Not everyone does this obviously, but shelters everywhere see this same story play out all the time. Young couple adopts dog, young couple gets pregnant, young couple only has time for one and of course the one they choose is the baby, so dog ends up back in the shelter. Its really sad that so many people ruin it for the good people, but that’s an unfortunate pattern of shelter life. I’m so sorry they rejected the adoption but I hope now you can see what they see on a daily basis, they can’t automatically tell you’re going to be different. Try talking to them about what I’ve said and reassure them that won’t happen ad maybe they will work with you 🙂 Good luck!
Post # 14
that sucks, i’m sorry to hear that 🙁 i agree with PP’s, you do need to speak to someone higher up, and mention the name of the person you spoke to before if possible
Post # 15
There was an article on an “ask abby” site I read about this recently. Shelters and adoption groups have sometimes gotten to the point where they have so many restrictions for adopting animals that most people can no longer adopt. If you are young, have children, have a baby, have another dog, both people work, you don’t have a car, your yard isn’t __ square feet, you would only feed it dog food, you would feed it human food, you would walk it only once a day, you would walk it too much… it gets ridiculous.
Don’t let this get you down. My ex and I adopted a dog and went through the same thing. One rescue group wouldn’t adopt to us because we weren’t married (but had been together several years). I argued that our chances of staying together are just as great as if we were married and to get divorced, but not a chance. Another group wouldn’t let us adopt because our backyard wasn’t fully fenced in so we would have to keep a dog on a lead until the ground thawed.
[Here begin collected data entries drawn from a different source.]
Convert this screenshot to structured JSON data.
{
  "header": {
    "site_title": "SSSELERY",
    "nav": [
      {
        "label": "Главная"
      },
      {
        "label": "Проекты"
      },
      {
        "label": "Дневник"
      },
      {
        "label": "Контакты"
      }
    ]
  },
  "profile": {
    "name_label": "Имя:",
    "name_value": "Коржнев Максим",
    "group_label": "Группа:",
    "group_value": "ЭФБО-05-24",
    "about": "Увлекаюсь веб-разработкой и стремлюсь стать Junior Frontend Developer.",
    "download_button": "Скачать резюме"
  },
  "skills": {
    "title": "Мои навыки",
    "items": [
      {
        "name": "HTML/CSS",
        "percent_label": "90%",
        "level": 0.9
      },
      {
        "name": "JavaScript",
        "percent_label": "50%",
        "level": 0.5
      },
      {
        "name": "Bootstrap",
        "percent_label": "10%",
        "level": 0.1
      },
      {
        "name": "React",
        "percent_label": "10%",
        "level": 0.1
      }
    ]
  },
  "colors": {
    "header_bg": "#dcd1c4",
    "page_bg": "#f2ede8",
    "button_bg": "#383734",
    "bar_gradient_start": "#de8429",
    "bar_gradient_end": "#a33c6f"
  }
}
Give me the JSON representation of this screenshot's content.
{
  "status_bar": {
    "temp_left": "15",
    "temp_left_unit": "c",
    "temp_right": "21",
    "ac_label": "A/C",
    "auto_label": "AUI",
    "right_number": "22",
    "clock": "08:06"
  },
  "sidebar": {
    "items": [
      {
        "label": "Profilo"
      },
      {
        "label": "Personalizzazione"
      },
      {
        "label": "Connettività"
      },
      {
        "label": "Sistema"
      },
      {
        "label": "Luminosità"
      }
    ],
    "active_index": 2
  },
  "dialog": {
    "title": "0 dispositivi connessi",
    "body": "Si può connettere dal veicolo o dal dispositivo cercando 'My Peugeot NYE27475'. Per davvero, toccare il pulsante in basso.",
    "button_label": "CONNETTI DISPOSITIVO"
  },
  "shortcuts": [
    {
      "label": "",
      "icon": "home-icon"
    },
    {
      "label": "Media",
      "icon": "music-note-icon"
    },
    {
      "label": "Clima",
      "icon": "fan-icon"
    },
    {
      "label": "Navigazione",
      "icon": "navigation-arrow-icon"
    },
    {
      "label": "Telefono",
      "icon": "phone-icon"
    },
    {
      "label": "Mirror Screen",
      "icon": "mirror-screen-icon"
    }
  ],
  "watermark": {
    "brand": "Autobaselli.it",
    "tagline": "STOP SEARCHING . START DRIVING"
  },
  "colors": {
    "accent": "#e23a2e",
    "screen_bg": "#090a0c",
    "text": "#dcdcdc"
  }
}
Finally we found someone who would adopt to us.
I can say, after that experience, with certaintly, that I have had a dog in a 1 bedroom apartment, in a fenced backyard, in an open backyard, in -40C and in +45C, around children, with no children, while two people worked, while one person worked, while engaged, common law and single, and let me tell you, DON’T LET ANYONE SAY YOU DON’T DESERVE A DOG, because it is more than possible!
I would tell them that you thank them for their time, but this is why many people don’t rescue and go to backyard breeders. Maybe they will start to get a clue.
Post # 16
That is ridiculous! DH and I adopted our dog the week after we got back from our honeymoon and we fully intend to have multiple kids (but would never give up our dog because we had kids).
The shelter never even questioned it.